Ela também destacou que não tem como socorrer seguidores que enfrentam problemas financeiros por causa das apostas. "Eu não tenho poder de fazer nada. Então, aí, tá complicado", disse a influenciadora.

O que acontece agora?

Após o depoimento, a CPI das Bets continuará ouvindo outros influenciadores e representantes de casas de apostas. A investigação busca entender como as campanhas publicitárias podem ter incentivado práticas de jogo irresponsáveis e quais medidas podem ser tomadas para proteger os consumidores.

Virginia entregou à comissão documentos relacionados aos contratos com as empresas Esportes da Sorte e Blaze, e eles serão analisados sob sigilo.
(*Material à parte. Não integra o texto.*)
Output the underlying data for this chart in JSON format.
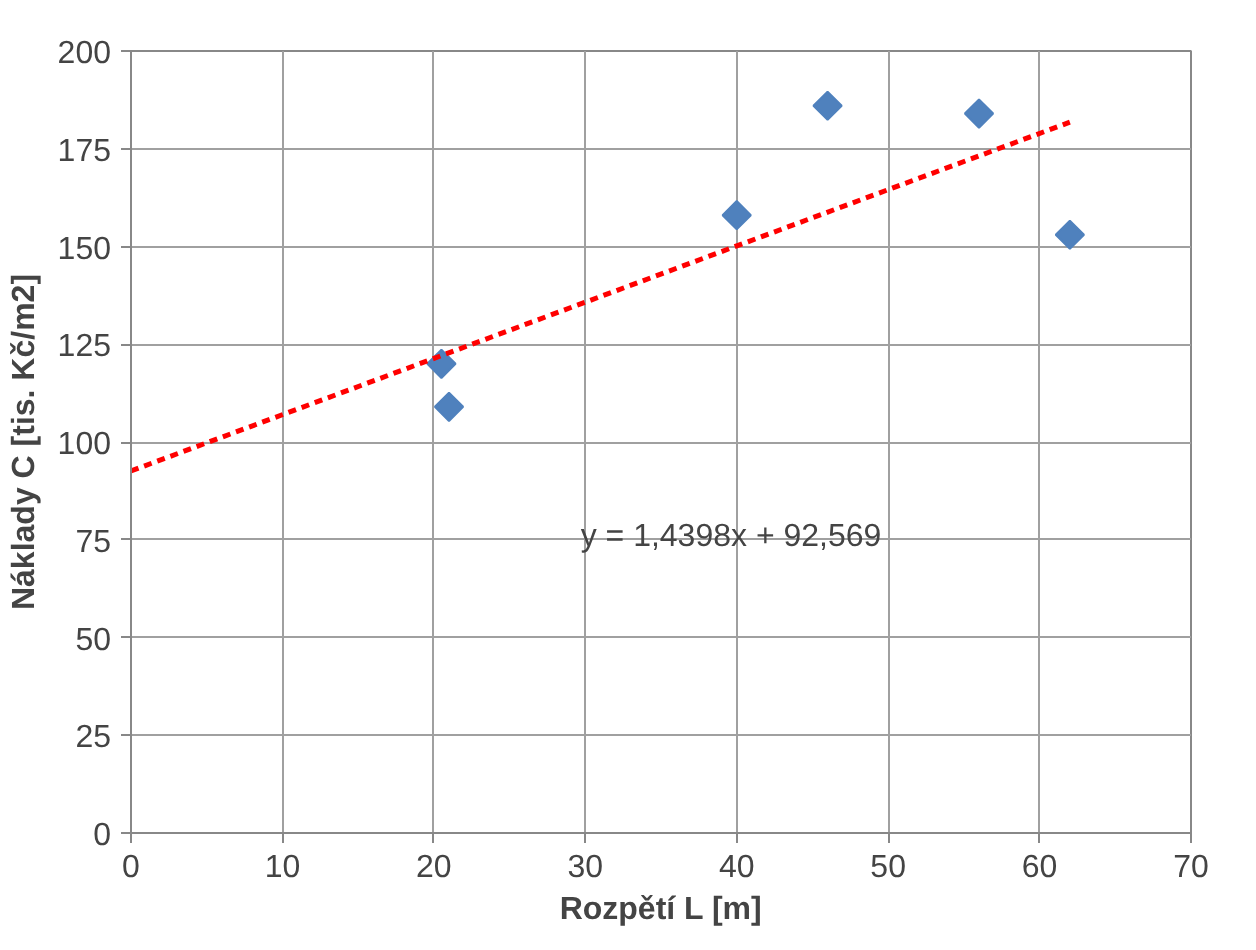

A expectativa é que os depoimentos de outras personalidades ajudem a esclarecer o papel dos influenciadores na promoção dos jogos de azar.

Prazo apertado

O colegiado terá até 14 de junho para concluir seus trabalhos, após prorrogação de 45 dias. A CPI busca esclarecer o impacto das apostas digitais na saúde financeira dos brasileiros e apurar possíveis ilícitos. A relatora afirmou que a CPI busca, acima de tudo, aprimorar a legislação para que o setor funcione "de forma menos prejudicial possível aos brasileiros".